I did not say, that DEVONthink did the OCR on its own. It was me, who started the whole batch. Sorry for not being precise enough.

Nevertheless the result is unexpected. 36 mb -> 1GB just because of OCR.

Could this be undone? Other than removing the two big files out of the database and reloading the smaller ones?

And how do I prevent those files from being listed in the intelligent group “Reine PDF suchen”.

cgrunenberg · March 14, 2019, 1:50pm

This smart group lists all PDF documents without searchable text, it’s not possible to remove items from smart groups. It’s only possible to remove the smart group or to change its conditions.

BLUEFROG · March 14, 2019, 3:36pm

You shouldn’t use Selbe wie Scan unless you know the resolution a file was scanned at. It’s best to set a maximum resolution yourself, but we suggest no more than 300 and optimally 200dpi.

There isn’t an easy way to fix these files. I would suggest deleting and reimporting them. If you’re going to do OCR again, adjust the settings first.

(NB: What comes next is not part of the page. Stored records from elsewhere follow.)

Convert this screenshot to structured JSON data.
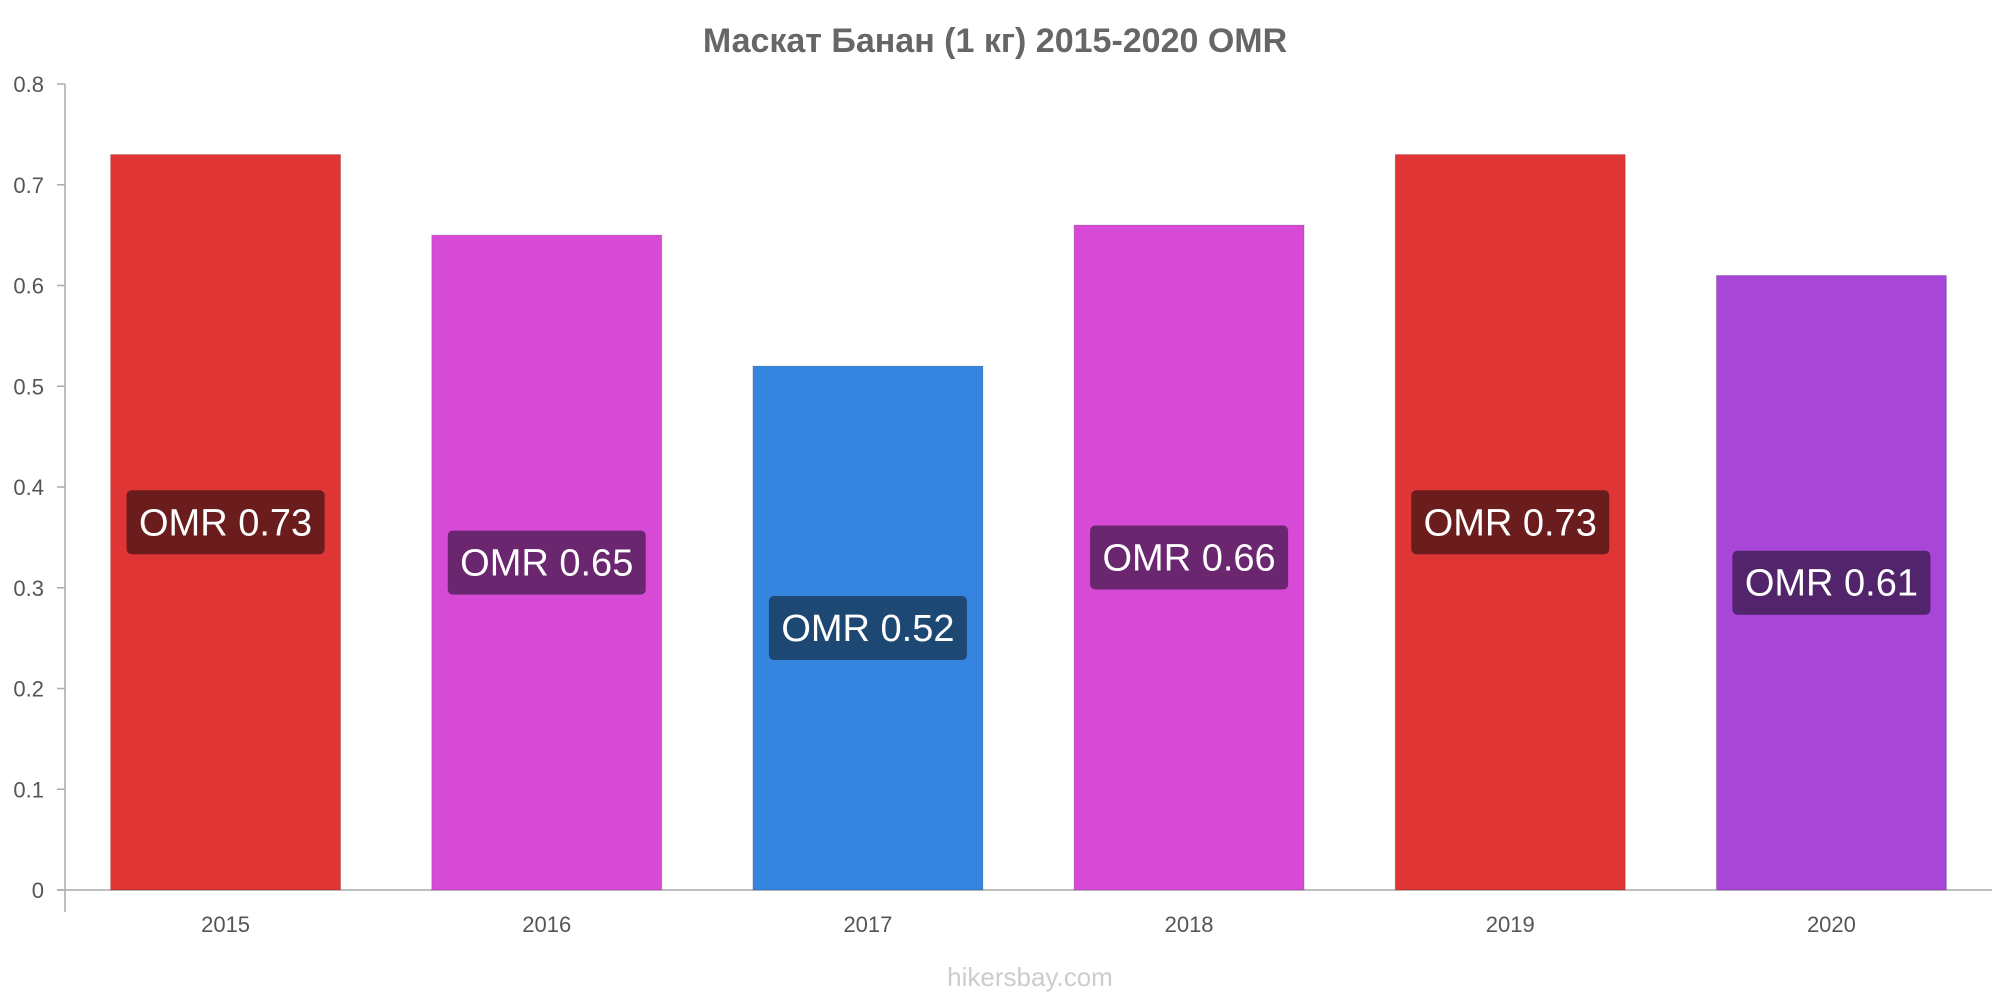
{
  "chart_data": {
    "type": "bar",
    "title": "Маскат Банан (1 кг) 2015-2020 OMR",
    "xlabel": "",
    "ylabel": "",
    "categories": [
      "2015",
      "2016",
      "2017",
      "2018",
      "2019",
      "2020"
    ],
    "values": [
      0.73,
      0.65,
      0.52,
      0.66,
      0.73,
      0.61
    ],
    "data_labels": [
      "OMR 0.73",
      "OMR 0.65",
      "OMR 0.52",
      "OMR 0.66",
      "OMR 0.73",
      "OMR 0.61"
    ],
    "bar_colors": [
      "#e03535",
      "#d64ad6",
      "#3584e0",
      "#d64ad6",
      "#e03535",
      "#a846d8"
    ],
    "label_bg_colors": [
      "#6b1d1d",
      "#6b2670",
      "#1d4873",
      "#6b2670",
      "#6b1d1d",
      "#51246b"
    ],
    "ylim": [
      0,
      0.8
    ],
    "yticks": [
      "0",
      "0.1",
      "0.2",
      "0.3",
      "0.4",
      "0.5",
      "0.6",
      "0.7",
      "0.8"
    ],
    "grid": false,
    "legend": "none"
  },
  "watermark": "hikersbay.com",
  "colors": {
    "title": "#666666",
    "tick_label": "#555555",
    "axis": "#aaaaaa",
    "watermark": "#cccccc",
    "data_label_text": "#ffffff"
  }
}
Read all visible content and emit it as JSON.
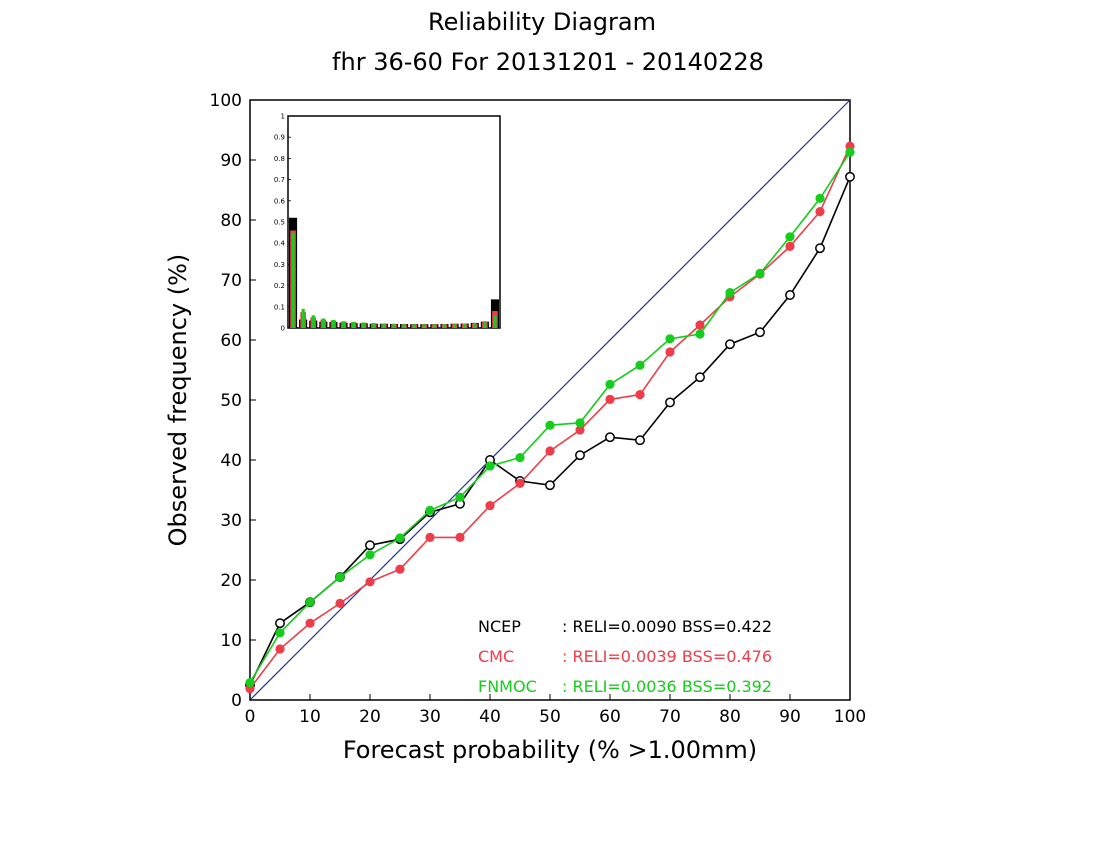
{
  "chart_data": {
    "type": "line",
    "title": "Reliability Diagram",
    "subtitle": "fhr 36-60 For 20131201 - 20140228",
    "xlabel": "Forecast probability (% >1.00mm)",
    "ylabel": "Observed frequency (%)",
    "xlim": [
      0,
      100
    ],
    "ylim": [
      0,
      100
    ],
    "x_ticks": [
      "0",
      "10",
      "20",
      "30",
      "40",
      "50",
      "60",
      "70",
      "80",
      "90",
      "100"
    ],
    "y_ticks": [
      "0",
      "10",
      "20",
      "30",
      "40",
      "50",
      "60",
      "70",
      "80",
      "90",
      "100"
    ],
    "x": [
      0,
      5,
      10,
      15,
      20,
      25,
      30,
      35,
      40,
      45,
      50,
      55,
      60,
      65,
      70,
      75,
      80,
      85,
      90,
      95,
      100
    ],
    "series": [
      {
        "name": "NCEP",
        "color": "#000000",
        "marker": "open-circle",
        "values": [
          2.5,
          12.8,
          16.3,
          20.5,
          25.8,
          26.8,
          31.3,
          32.7,
          40.0,
          36.5,
          35.8,
          40.8,
          43.8,
          43.3,
          49.6,
          53.8,
          59.3,
          61.3,
          67.5,
          75.3,
          87.2
        ],
        "stats": ": RELI=0.0090  BSS=0.422"
      },
      {
        "name": "CMC",
        "color": "#ee3d4a",
        "marker": "filled-circle",
        "values": [
          1.9,
          8.5,
          12.8,
          16.1,
          19.7,
          21.8,
          27.1,
          27.1,
          32.4,
          36.1,
          41.5,
          45.0,
          50.1,
          50.9,
          58.0,
          62.5,
          67.2,
          71.0,
          75.6,
          81.4,
          92.3
        ],
        "stats": ": RELI=0.0039  BSS=0.476"
      },
      {
        "name": "FNMOC",
        "color": "#16cc1c",
        "marker": "filled-circle",
        "values": [
          2.9,
          11.2,
          16.3,
          20.5,
          24.2,
          27.0,
          31.6,
          33.8,
          39.0,
          40.4,
          45.8,
          46.2,
          52.6,
          55.8,
          60.2,
          61.0,
          67.9,
          71.1,
          77.2,
          83.6,
          91.3
        ],
        "stats": ": RELI=0.0036  BSS=0.392"
      }
    ],
    "diagonal_color": "#2233aa",
    "legend_placement": "bottom-right",
    "inset": {
      "type": "bar",
      "description_hidden": true,
      "ylim": [
        0,
        1
      ],
      "y_ticks": [
        "0",
        "0.1",
        "0.2",
        "0.3",
        "0.4",
        "0.5",
        "0.6",
        "0.7",
        "0.8",
        "0.9",
        "1"
      ],
      "bins": [
        0,
        5,
        10,
        15,
        20,
        25,
        30,
        35,
        40,
        45,
        50,
        55,
        60,
        65,
        70,
        75,
        80,
        85,
        90,
        95,
        100
      ],
      "NCEP": [
        0.52,
        0.04,
        0.035,
        0.03,
        0.028,
        0.025,
        0.023,
        0.022,
        0.02,
        0.02,
        0.019,
        0.019,
        0.018,
        0.018,
        0.018,
        0.019,
        0.02,
        0.021,
        0.024,
        0.03,
        0.135
      ],
      "CMC": [
        0.46,
        0.075,
        0.05,
        0.04,
        0.035,
        0.03,
        0.027,
        0.025,
        0.022,
        0.02,
        0.019,
        0.018,
        0.017,
        0.017,
        0.017,
        0.018,
        0.019,
        0.02,
        0.022,
        0.028,
        0.08
      ],
      "FNMOC": [
        0.45,
        0.09,
        0.06,
        0.045,
        0.038,
        0.032,
        0.028,
        0.026,
        0.023,
        0.021,
        0.02,
        0.019,
        0.018,
        0.018,
        0.018,
        0.019,
        0.02,
        0.021,
        0.023,
        0.027,
        0.06
      ]
    }
  }
}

mbarton98 · March 15, 2019, 3:00pm

I often need to reduce the file size after I import the document into DT. Open the file from DT and try reducing the file size and saving it back. I suspect it may take a while being 1GB though. I used PDF Expert, but the Preview.app should do the trick if you use the Export option under the File menu. This will not remove the OCR, but basically will resize to a more reasonable resolution for typical viewing.

Happy_DB · March 23, 2019, 3:26am

My experiments showed that at 300 dpi the OCR was clearly less accurate compared to setting the dpi to „same as scan“. Then 200 dpi would be even worse.

The Quality setting did not have that much of an influence and 75% seems to be fine.

As for the file size, I am never suffering from exploding file sizes. Only in earlier versions of DT this was a problem.